Two New Marvels of Residential Living
This article is from the archive of The New York Sun before the launch of its new website in 2022. The Sun has neither altered nor updated such articles but will seek to correct any errors, mis-categorizations or other problems introduced during transfer.

During the past five years, one of the striking architectural developments in Manhattan has been the ascendancy of the office tower over all other building types. In the past, residences, even in the form of modernist shafts, could be counted on to look like residences, while commercial space appeared suitably commercial, and offices were sleekly and consolingly corporate. But you would be hard put to divine from its exterior that the Chelsea Arts Tower, designed by Kossar & Garry, was meant to house art galleries or that Place 57 was designed by Ismael Leyva Architects as a residential structure. Both would look right at home amid the mercantile towers of Midtown.
More surprising still is the new Centria, at 18 W. 48th St., designed by Perkins Eastman. How odd it is to find residential architecture in the heart of Midtown, especially across the street from Rockefeller Center. Why — some might ask — would anyone want to live amid grimy, sooty Brazilian and Korean restaurants and a stone’s throw from the dehumanizing slabs of Sixth Avenue? Well, just as living things can be found at the bottom of the sea, under a rock in the Sahara, and atop Mount Everest, so it is that, for many years, humans, however few and far between, have resided even in the dullest stretches of Midtown, the meatpacking district, and Dumbo. The difference now, of course, is the positive avidity with which homeowners seek out these areas, to which, in years past, they would have been driven by only the most desperate destitution. The 33-story Centria aspires to transcend pure utility in the service of an unlikely glamour, by offering luxury one- and twobedroom condominiums in a building whose amenities include a spa, a conference center, a club room, and a lounge.
The façade of the Centria, like those of the Chelsea Arts Tower and Place 57, consists of a fractured shaft that relieves the modernist tedium of its curtain walls.
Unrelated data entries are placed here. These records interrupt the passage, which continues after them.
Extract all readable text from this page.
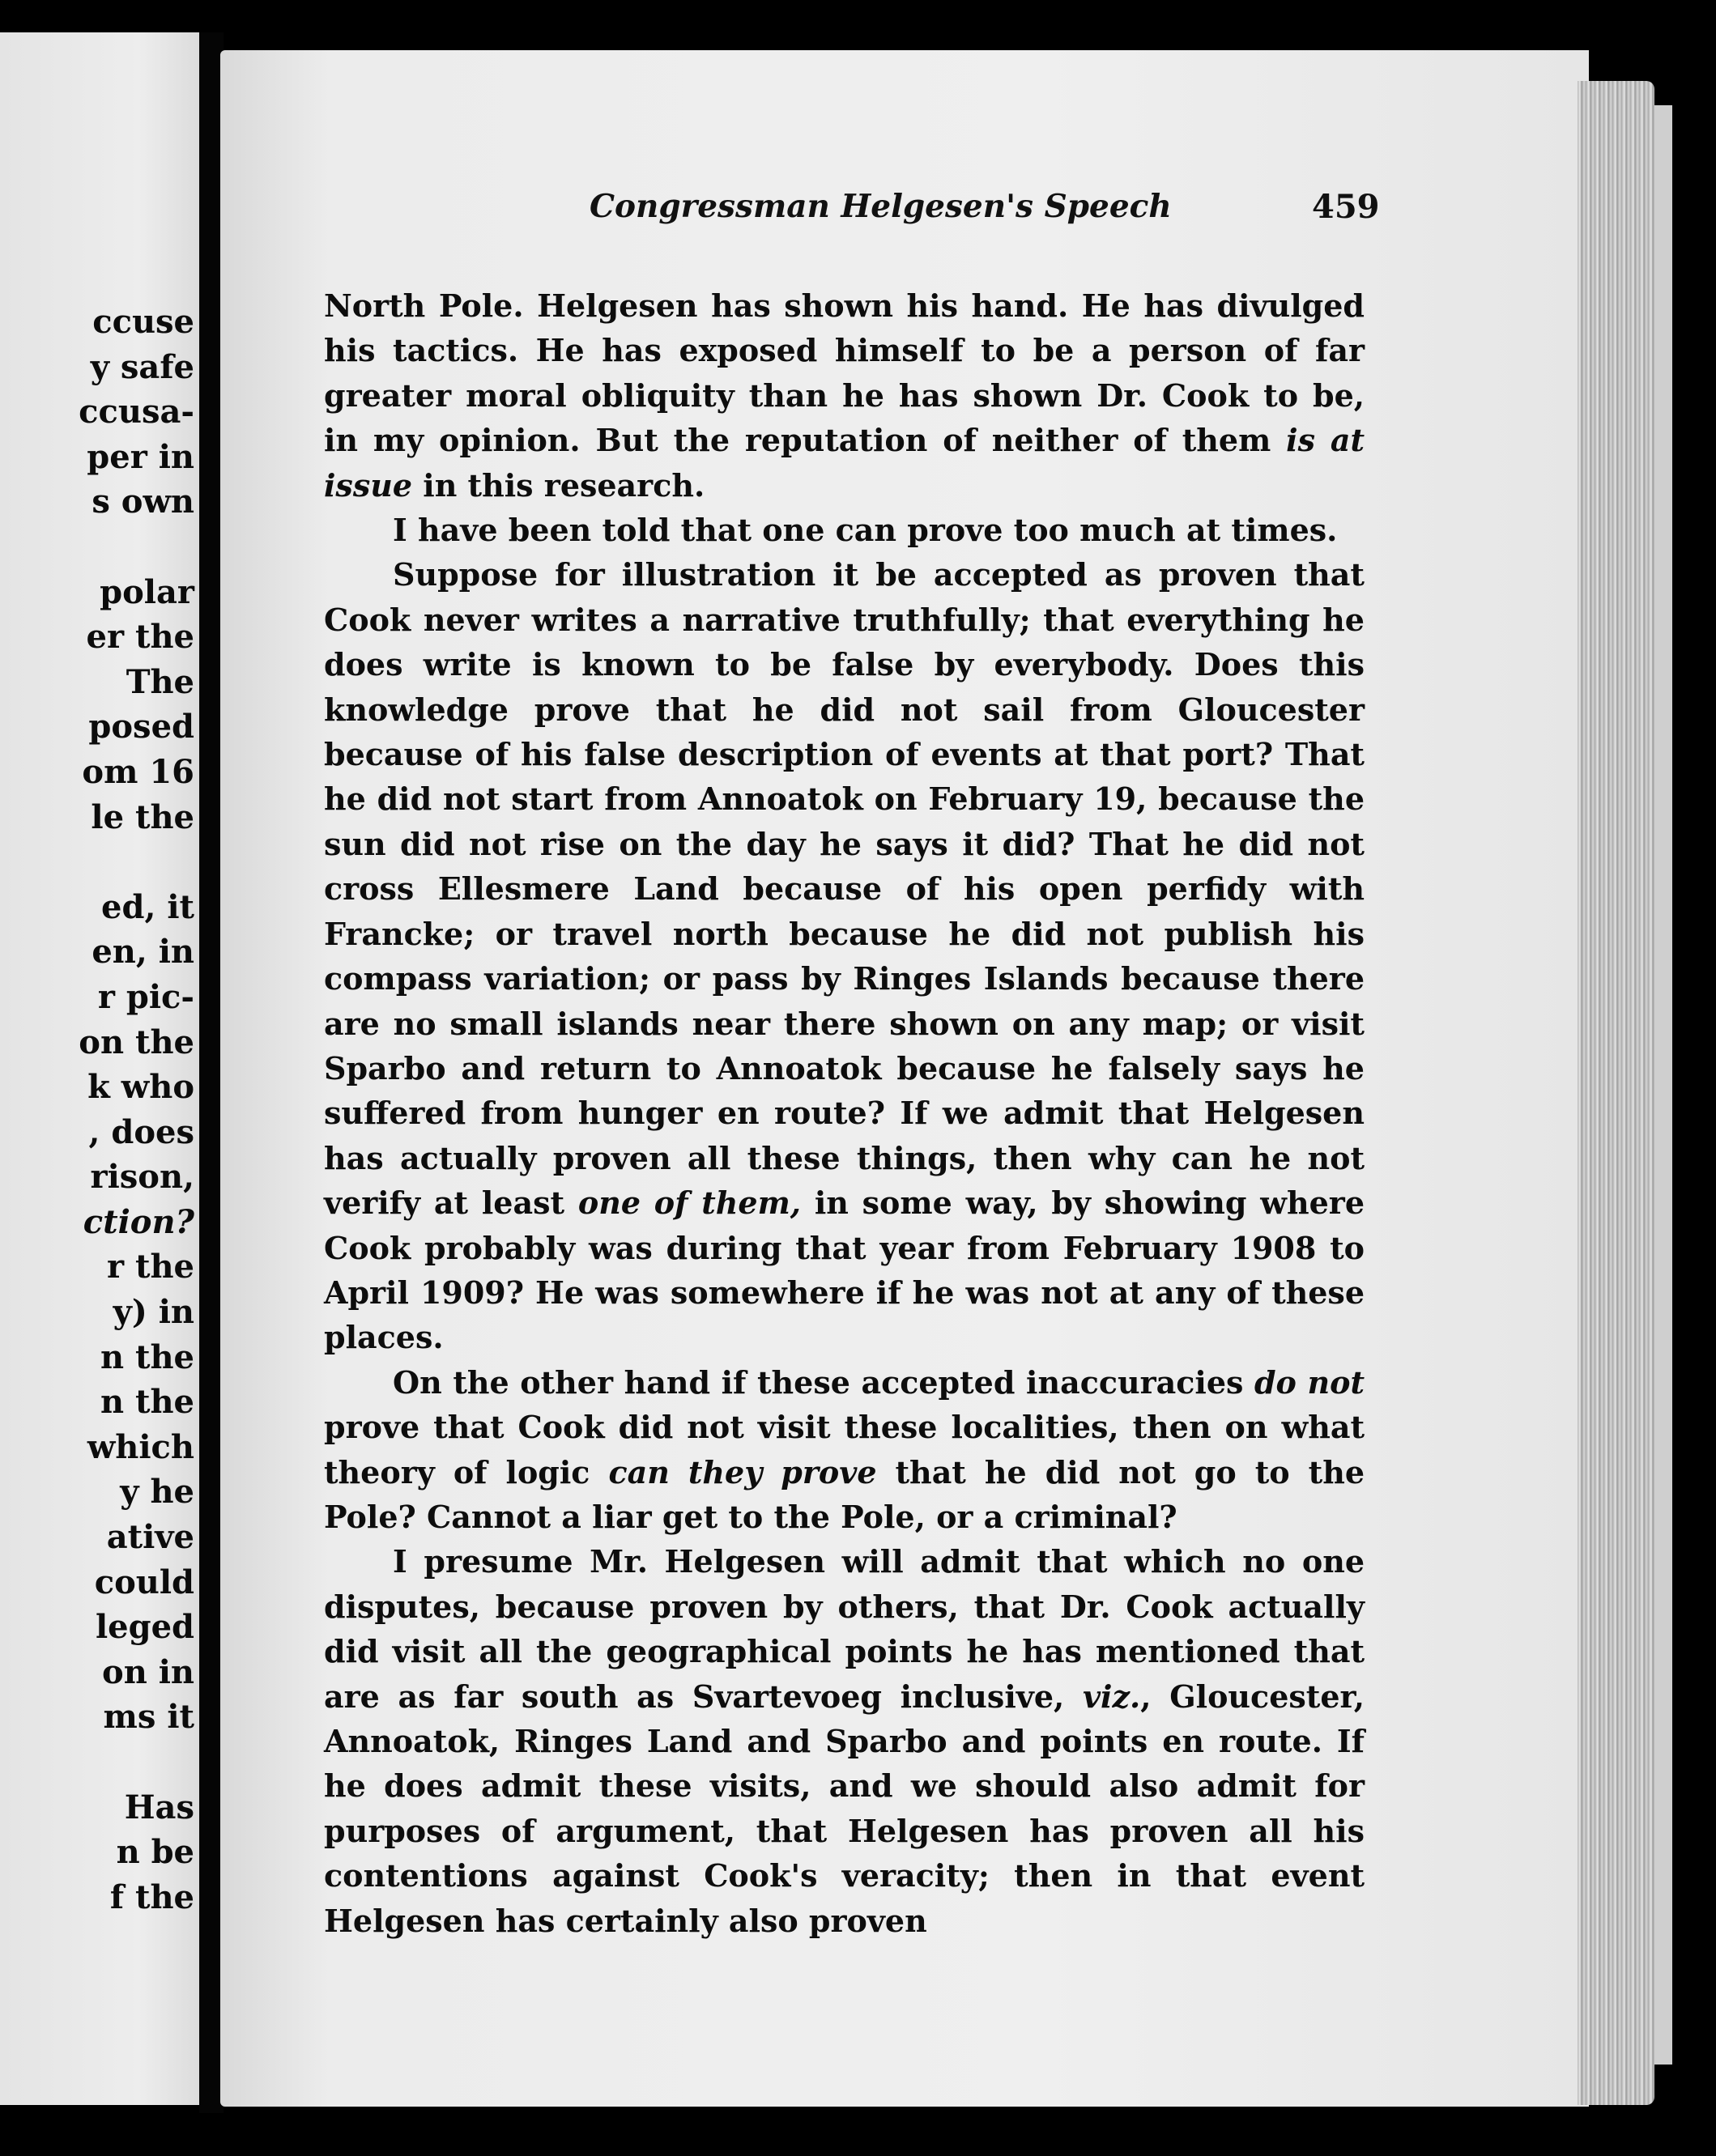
ccuse
y safe
ccusa-
per in
s own
polar
er the
The
posed
om 16
le the
ed, it
en, in
r pic-
on the
k who
, does
rison,
ction?
r the
y) in
n the
n the
which
y he
ative
could
leged
on in
ms it
Has
n be
f the
Congressman Helgesen's Speech	459

North Pole. Helgesen has shown his hand. He has divulged his tactics. He has exposed himself to be a person of far greater moral obliquity than he has shown Dr. Cook to be, in my opinion. But the reputation of neither of them is at issue in this research.

I have been told that one can prove too much at times.

Suppose for illustration it be accepted as proven that Cook never writes a narrative truthfully; that everything he does write is known to be false by everybody. Does this knowledge prove that he did not sail from Gloucester because of his false description of events at that port? That he did not start from Annoatok on February 19, because the sun did not rise on the day he says it did? That he did not cross Ellesmere Land because of his open perfidy with Francke; or travel north because he did not publish his compass variation; or pass by Ringes Islands because there are no small islands near there shown on any map; or visit Sparbo and return to Annoatok because he falsely says he suffered from hunger en route? If we admit that Helgesen has actually proven all these things, then why can he not verify at least one of them, in some way, by showing where Cook probably was during that year from February 1908 to April 1909? He was somewhere if he was not at any of these places.

On the other hand if these accepted inaccuracies do not prove that Cook did not visit these localities, then on what theory of logic can they prove that he did not go to the Pole? Cannot a liar get to the Pole, or a criminal?

I presume Mr. Helgesen will admit that which no one disputes, because proven by others, that Dr. Cook actually did visit all the geographical points he has mentioned that are as far south as Svartevoeg inclusive, viz., Gloucester, Annoatok, Ringes Land and Sparbo and points en route. If he does admit these visits, and we should also admit for purposes of argument, that Helgesen has proven all his contentions against Cook's veracity; then in that event Helgesen has certainly also proven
But whereas those two earlier buildings owed much to Christian de Portzamparc’s LVMH Building, off Madison Avenue at 57th St., the Centria, seen in profile from the West, appears to have taken its cue from Raimund Abraham’s nearby Austrian Cultural Forum at 11 East 52nd St. That is to say that the main façade tilts back from the base toward the summit, while a superimposed rectilinear plane re-establishes order and harmony in the building as a whole. Surely the feel of the two buildings could not be more different. In contrast to the almost surly granite facing of much of the ACF, the Centria is a vast expanse of silvery dark curtain wall. Only at ground level is there any differentiation in texture, with granite cladding to the east, a boldly rounded metal pillar at the center, and a cantilevered glass canopy to the west. The lobby, a japonerie of pale wood and rice-paper screens, is perhaps the most decisive success of the entire project, the achievement of Philip Koether Architects.
Although the Centria, for all its borrowings from the ACF, is neither a daring nor an innovative building, it has managed to look quite a bit better in its completed state than it did while under construction. That should remind us of the perils of judging a building too early in its gestation.
Another recently completed tower by Perkins Eastman is the Cielo, at 450 E. 83rd St. Unlike the Centria, it has arisen in a largely residential part of the city, on upper York Avenue, and it looks far more residential. And how does a building “look residential”? If corporate architecture tends to favor the sheen of power and high-tech efficiency, residential buildings have traditionally sought to humanize the geometric severity of the modern idiom through an assortment of textures and vernacular details. In the case of the 27-story Cielo, this means limestone strips descending the length of its several facades, interspersed among a fairly traditional curtain wall of two-toned, darkened glass. Unfortunately, the metal bracings that surround the glass produce a flat and paltry effect that suggests value engineering.
Aside from two forms of granite in the entrance, limestone is the predominant feature of the façade up to the fifth floor, at which point the tower goes it alone in a setback. This recession, though doubtlessly required by the zoning code, rarely if ever achieves the desired effect of conjuring pedestrians into believing that the high-rise in question has been harmoniously integrated into the generally lower lying neighborhood. Finally, in keeping with the tripartition of traditional New York residential towers, the top is contrived to form a limestone lantern of sorts that conceals a water tower.
Over all it must be said that the Cielo, though doubtless adequate to inhabit, is entirely without distinction as architecture.
Perkins Eastman is one of those firms that, in marked opposition to the current cult of the “starchitect,” are quietly responsible for most of what gets built in the five boroughs. Perhaps its most public project to date is the new TKTS Booth that now occupies Father Duffy Square in Times Square. As to the ultimate success of this new enterprise, we should know more in a few months, if, as promised, it opens in the early summer.